In the wake of the 2007 elections, inter-tribal violence caused upheaval in Kenya. Although none of the violence was directed towards foreigners (it was tribes fighting to have their man in the presidency) it impacted the industry significantly. Tourism slumped by about 50%.

Onward and Upward

Despite the violence early in the year, April 2008 saw Kenya win the Best Leisure Destination award at the World Travel Fair in Shanghai. In 2010 Kenya received over one million arrivals, a record number to that time.

Last year, both President Uhuru Kenyatta and Vice-President William Ruto pledged their commitment to growing Kenya’s tourism industry during their inauguration speeches. Currently Kenya is receiving approximately 1.5 million tourists a year. But Ruto stated that this government is committed to growing that number to 3-5 million in order to turn around the economy and increase jobs for young people.

At the 2013 World Travel Awards (Africa), Kenya was well-represented among the winners. The Kenya Tourist Board won Africa’s leading tourist board award. Nine accommodation categories were taken by Kenyan lodgings in categories such as eco, green, meetings and conferences, spa, and tented safari camp. The Maasai Mara was named Africa’s leading national park.

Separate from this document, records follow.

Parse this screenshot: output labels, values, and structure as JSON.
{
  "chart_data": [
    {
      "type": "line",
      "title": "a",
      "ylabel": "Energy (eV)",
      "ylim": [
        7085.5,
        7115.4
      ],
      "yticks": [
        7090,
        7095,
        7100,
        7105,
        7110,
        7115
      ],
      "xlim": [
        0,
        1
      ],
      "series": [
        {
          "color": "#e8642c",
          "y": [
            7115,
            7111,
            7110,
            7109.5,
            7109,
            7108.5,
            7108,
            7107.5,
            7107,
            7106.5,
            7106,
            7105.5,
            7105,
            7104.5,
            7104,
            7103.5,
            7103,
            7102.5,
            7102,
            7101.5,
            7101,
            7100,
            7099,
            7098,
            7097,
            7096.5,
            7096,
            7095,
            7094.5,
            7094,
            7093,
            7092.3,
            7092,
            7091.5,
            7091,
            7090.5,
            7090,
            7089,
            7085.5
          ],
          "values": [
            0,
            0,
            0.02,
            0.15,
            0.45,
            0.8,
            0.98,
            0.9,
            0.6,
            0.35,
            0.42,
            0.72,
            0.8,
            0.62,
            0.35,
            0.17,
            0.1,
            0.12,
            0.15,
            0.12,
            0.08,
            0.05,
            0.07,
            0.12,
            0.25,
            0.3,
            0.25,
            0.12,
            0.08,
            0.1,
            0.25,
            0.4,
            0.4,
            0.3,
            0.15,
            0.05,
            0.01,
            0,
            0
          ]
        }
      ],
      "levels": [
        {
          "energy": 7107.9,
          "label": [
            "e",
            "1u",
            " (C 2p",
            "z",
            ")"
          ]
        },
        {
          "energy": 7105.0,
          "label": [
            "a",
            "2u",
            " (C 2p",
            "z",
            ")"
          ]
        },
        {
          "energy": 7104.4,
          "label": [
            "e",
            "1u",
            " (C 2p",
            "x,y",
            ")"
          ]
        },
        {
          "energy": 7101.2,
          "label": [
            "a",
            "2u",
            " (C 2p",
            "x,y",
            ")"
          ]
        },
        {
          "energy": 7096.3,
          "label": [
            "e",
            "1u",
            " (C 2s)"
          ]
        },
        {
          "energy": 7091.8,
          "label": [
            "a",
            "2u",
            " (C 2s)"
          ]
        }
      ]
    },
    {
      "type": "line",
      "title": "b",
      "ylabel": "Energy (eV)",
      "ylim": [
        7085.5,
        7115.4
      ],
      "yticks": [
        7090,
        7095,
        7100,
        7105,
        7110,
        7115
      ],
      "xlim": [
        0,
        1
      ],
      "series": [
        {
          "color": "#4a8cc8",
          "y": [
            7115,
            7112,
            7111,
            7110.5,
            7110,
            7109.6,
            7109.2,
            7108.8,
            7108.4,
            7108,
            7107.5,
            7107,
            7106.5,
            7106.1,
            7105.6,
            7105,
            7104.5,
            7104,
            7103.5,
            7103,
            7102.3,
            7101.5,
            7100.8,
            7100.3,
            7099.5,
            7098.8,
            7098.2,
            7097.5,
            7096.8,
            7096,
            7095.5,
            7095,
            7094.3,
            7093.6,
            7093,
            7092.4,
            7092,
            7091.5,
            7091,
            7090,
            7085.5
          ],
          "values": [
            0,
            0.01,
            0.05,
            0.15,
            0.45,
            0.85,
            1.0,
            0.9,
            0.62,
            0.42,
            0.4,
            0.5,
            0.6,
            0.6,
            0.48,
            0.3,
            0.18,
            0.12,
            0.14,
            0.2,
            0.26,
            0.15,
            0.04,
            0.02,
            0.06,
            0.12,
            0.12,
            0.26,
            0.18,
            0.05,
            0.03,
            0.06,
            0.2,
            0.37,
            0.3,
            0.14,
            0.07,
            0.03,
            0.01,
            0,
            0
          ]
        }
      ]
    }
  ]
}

On the world stage, Kenya was also well-represented in the nominations in the categories: golf destination, tourist board, eco-lodge, green hotel, new hotel, resort, spa resort, and private game reserve. Kenya won the World’s Leading Safari Destination.

Kenyan tourism is growing from strength to strength. Long gone are the hunting safaris; now the only shots taken are with a camera. Despite the terror attack and airport fire last year, Kenya has been recognised globally as a leading destination. Security remains an issue for many travellers coming to Kenya but, with the government’s renewed commitment to developing the industry, it is a safe place to holiday. And as the general population recognises and profits from the economic benefits of tourism, the support of the nation will only increase Kenya’s attractiveness as a destination.